Wealth Within chief analyst Dale Gillham said while this reporting season has mostly been positive for the financial sector, the royal commission could impact bank stocks over the next few weeks as it continues its probe into superannuation.
Mr Gilham said the results from AMP have already weighed heavily on the sector.
“It’s been a rough road for AMP shareholders and in the short-term, there is still a risk of further downside for the stock price. A trade below $3.36 would significantly increase the probability of a further fall towards $2.73,” said Mr Gillham.
“That said, in the coming months, AMP may trade towards $4 as the market has largely factored in negative news about company profits and findings from the Royal Commission. How it behaves in the last quarter of 2018 will shed light on direction in 2019.”

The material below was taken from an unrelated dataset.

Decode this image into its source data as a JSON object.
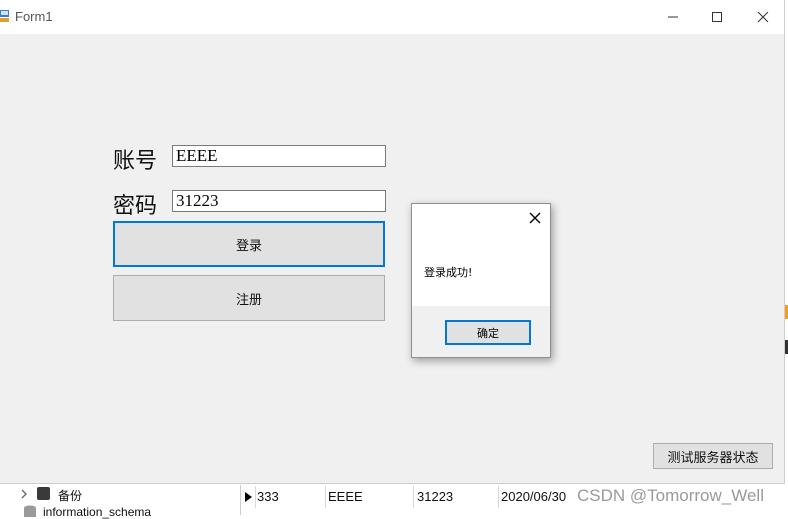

CBA and Suncorp Group, on the other hand, were two of the standout companies, he said, with CBA still reporting a $9,375 million profit despite a $700 million AUSTRAC fine.
“The result was down by around four per cent on last year. Despite the news, the stock rose by around 3.5 per cent this week,” he said.
He predicts that bank stocks will fall in coming weeks, however, as the royal commission probe into superannuation continues and puts banks under the microscope again.
However, plans by the banks to sell their wealth management divisions may “pave the way for a potential capital return to shareholders”, he said.
“Banks will continue to generate multibillion dollar profits and pay dividends at market or above, making the stock attractive to investors,” he said.